In 1972, Spanish director Vicente Aranda wrote and directed his own Carmilla adaptation, La novia ensangrentada, aka The Blood-Spattered Bride, starring British actress Alexandra Bastedo as Mircalla Karnstein. Aranda intended to use the framework of Carmilla, updated like Vadim’s Blood and Roses to the modern era, as a way to criticize Spain’s fascist Francisco Franco regime and the grotesque caricature of “might makes right” machismo that flourished in Spain at the time. Carmilla is indeed an excellent story in which to explore the concepts of sexism and male domination. Unfortunately, whatever intentions Aranda might have had are lost in the film’s gleefully nihilistic sleaziness. For much of the film’s runtime, viewers are forced to watch actress Maribel Martín subjected to vicious degradation at the hands of her abusive husband, including rape and assault, filmed with an artlessly-leering grubbiness. Like a string of “rape-revenge” movies released around the same time, The Blood-Spattered Bride is an ugly film whose dedication to lasciviousness undermines whatever message it might have hoped to convey. It may achieve a certain “shower after you watch it” success as trash cinema, but as an indictment of male power fantasies…less so.
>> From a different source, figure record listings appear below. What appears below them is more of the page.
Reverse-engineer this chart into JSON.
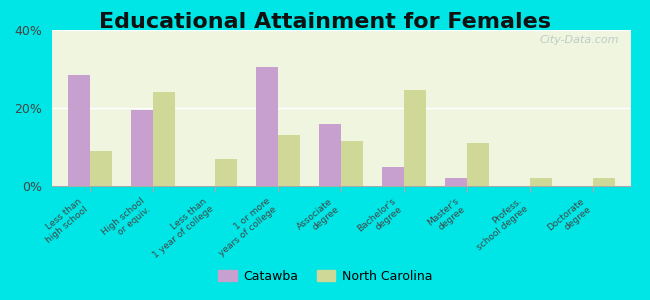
{
  "title": "Educational Attainment for Females",
  "categories": [
    "Less than\nhigh school",
    "High school\nor equiv.",
    "Less than\n1 year of college",
    "1 or more\nyears of college",
    "Associate\ndegree",
    "Bachelor's\ndegree",
    "Master's\ndegree",
    "Profess.\nschool degree",
    "Doctorate\ndegree"
  ],
  "catawba": [
    28.5,
    19.5,
    0,
    30.5,
    16.0,
    5.0,
    2.0,
    0,
    0
  ],
  "north_carolina": [
    9.0,
    24.0,
    7.0,
    13.0,
    11.5,
    24.5,
    11.0,
    2.0,
    2.0
  ],
  "catawba_color": "#c8a0d0",
  "nc_color": "#d0d898",
  "ylim": [
    0,
    40
  ],
  "yticks": [
    0,
    20,
    40
  ],
  "ytick_labels": [
    "0%",
    "20%",
    "40%"
  ],
  "bg_outer": "#00e5e5",
  "bg_plot_top": "#f0f5e0",
  "bg_plot_bottom": "#e8f0d0",
  "watermark": "City-Data.com",
  "legend_catawba": "Catawba",
  "legend_nc": "North Carolina",
  "title_fontsize": 16,
  "bar_width": 0.35
}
But Carmilla was able to survive even that foray. She has since been played on television, in 1989, by American actress Meg Tilly. She had her named dropped as the wife of Dracula in the 2005 animated film Batman vs. Dracula. Multiple stage adaptations of the story have been produced, and just about every Goth rock and black metal band ever has mentioned Carmilla at least once. Author Anne Rice cited Le Fanu’s story as her inspiration to write Interview with a Vampire, which came to dominate vampire fiction throughout the 1980s and ’90s. In Japan, which has frequently flirted with Western-style vampire tales, there is a series of novels that pits two high school vampire gangs against one another: the Tepes, which champion a patriarchal structure for vampire society, and the Carmillas, who think a matriarchy would work better. There was even a comedic college kid Carmilla webseries on YouTube.
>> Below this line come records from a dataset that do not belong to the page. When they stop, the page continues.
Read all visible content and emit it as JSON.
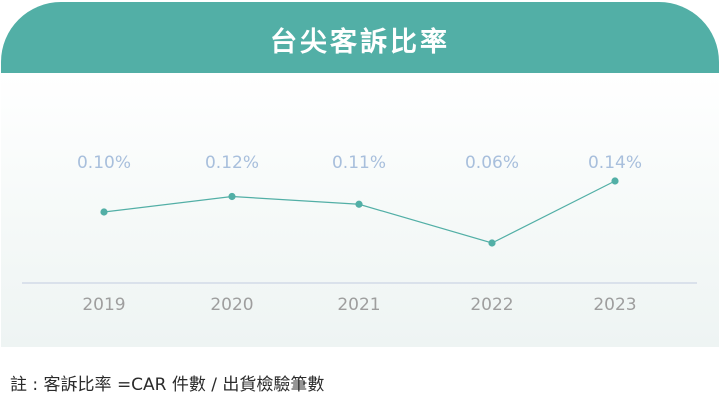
{
  "chart_data": {
    "type": "line",
    "title": "台尖客訴比率",
    "categories": [
      "2019",
      "2020",
      "2021",
      "2022",
      "2023"
    ],
    "series": [
      {
        "values": [
          0.1,
          0.12,
          0.11,
          0.06,
          0.14
        ],
        "labels": [
          "0.10%",
          "0.12%",
          "0.11%",
          "0.06%",
          "0.14%"
        ]
      }
    ],
    "ylim": [
      0,
      0.2
    ],
    "grid": false,
    "colors": {
      "line": "#52afa6",
      "marker": "#52afa6",
      "label": "#a8bfdc",
      "tick": "#9e9e9e",
      "axis": "#c2cce0",
      "header": "#52afa6"
    }
  },
  "footnote": "註 : 客訴比率 =CAR 件數 / 出貨檢驗筆數"
}
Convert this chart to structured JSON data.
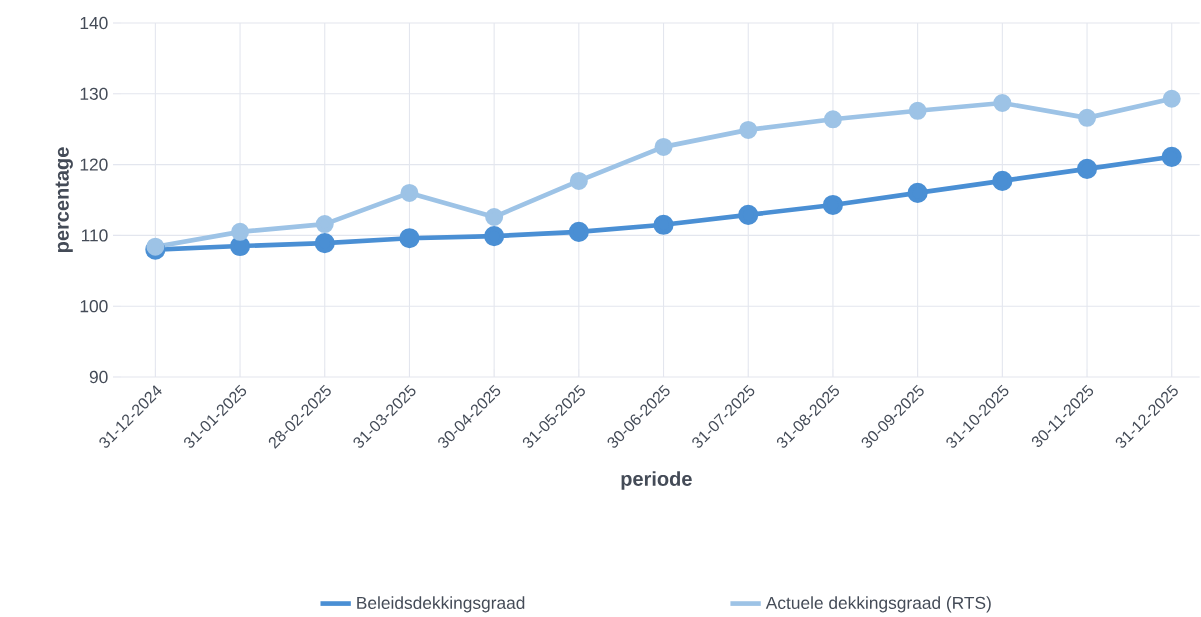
{
  "chart_data": {
    "type": "line",
    "xlabel": "periode",
    "ylabel": "percentage",
    "categories": [
      "31-12-2024",
      "31-01-2025",
      "28-02-2025",
      "31-03-2025",
      "30-04-2025",
      "31-05-2025",
      "30-06-2025",
      "31-07-2025",
      "31-08-2025",
      "30-09-2025",
      "31-10-2025",
      "30-11-2025",
      "31-12-2025"
    ],
    "series": [
      {
        "name": "Beleidsdekkingsgraad",
        "color": "#4a8fd4",
        "values": [
          108.0,
          108.5,
          108.9,
          109.6,
          109.9,
          110.5,
          111.5,
          112.9,
          114.3,
          116.0,
          117.7,
          119.4,
          121.1
        ]
      },
      {
        "name": "Actuele dekkingsgraad (RTS)",
        "color": "#9dc3e6",
        "values": [
          108.4,
          110.5,
          111.6,
          116.0,
          112.6,
          117.7,
          122.5,
          124.9,
          126.4,
          127.6,
          128.7,
          126.6,
          129.3
        ]
      }
    ],
    "ylim": [
      90,
      140
    ],
    "yticks": [
      90,
      100,
      110,
      120,
      130,
      140
    ],
    "grid": true,
    "legend": "bottom",
    "marker": "circle",
    "line_style": "solid"
  }
}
She is the wellspring from which flows any story involving a vampire queen and, frankly, any story in which the vampire is portrayed not as a gleeful Lord Ruthven style destroyer, but as a romantic and tragic victim of its curse. Carmilla endures because the core themes are endlessly adaptable. It is a story of outsiders, of lonely people who find one another but are doomed. The lesbianism is neither exploitative nor present to be condemned. It is a story of seduction, but unlike Polidori’s The Vampyre or Stoker’s Dracula, the point of the seduction is not to ruin innocence. In Carmilla, and later in The Vampire Lovers, Carmilla is as motivated by loneliness as she is her supernatural hunger, and her love for Emma is true even though it will inevitably destroy the object of her affection.
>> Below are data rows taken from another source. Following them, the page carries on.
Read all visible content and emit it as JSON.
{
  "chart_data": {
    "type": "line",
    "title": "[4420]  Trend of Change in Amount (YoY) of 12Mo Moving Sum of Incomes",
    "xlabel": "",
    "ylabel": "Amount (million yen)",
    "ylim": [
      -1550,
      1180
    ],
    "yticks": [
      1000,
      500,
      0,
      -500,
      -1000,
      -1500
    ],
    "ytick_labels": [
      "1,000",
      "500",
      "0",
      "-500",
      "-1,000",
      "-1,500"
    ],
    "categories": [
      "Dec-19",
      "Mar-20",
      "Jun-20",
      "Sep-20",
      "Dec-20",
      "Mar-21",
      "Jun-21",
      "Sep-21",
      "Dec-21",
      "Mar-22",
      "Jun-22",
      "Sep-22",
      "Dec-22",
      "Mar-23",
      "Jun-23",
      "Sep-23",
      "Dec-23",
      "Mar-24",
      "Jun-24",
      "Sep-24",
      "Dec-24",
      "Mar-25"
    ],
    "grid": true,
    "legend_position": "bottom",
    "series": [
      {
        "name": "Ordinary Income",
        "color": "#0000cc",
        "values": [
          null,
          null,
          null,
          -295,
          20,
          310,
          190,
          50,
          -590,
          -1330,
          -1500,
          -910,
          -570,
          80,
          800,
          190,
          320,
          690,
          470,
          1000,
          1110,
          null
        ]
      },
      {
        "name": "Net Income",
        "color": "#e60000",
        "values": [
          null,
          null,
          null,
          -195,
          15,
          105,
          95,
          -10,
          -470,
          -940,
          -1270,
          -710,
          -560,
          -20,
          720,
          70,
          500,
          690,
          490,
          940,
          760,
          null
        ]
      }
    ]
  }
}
Whether adapted for the modern era, as it was in Blood and Roses, or set in Le Fanu’s designated time and place as in The Vampire Lovers, or simply present as a shadowy inspiration somewhere in the background, as was the case when Carl Dreyer sat down to create Vampyr in 1930, Carmilla remains with us — as poignant, as eerie, and as relevant as she was when Le Fanu created her nearly 150 years ago. Neither changing tastes nor decapitation nor stake through the heart will end her immortal appeal.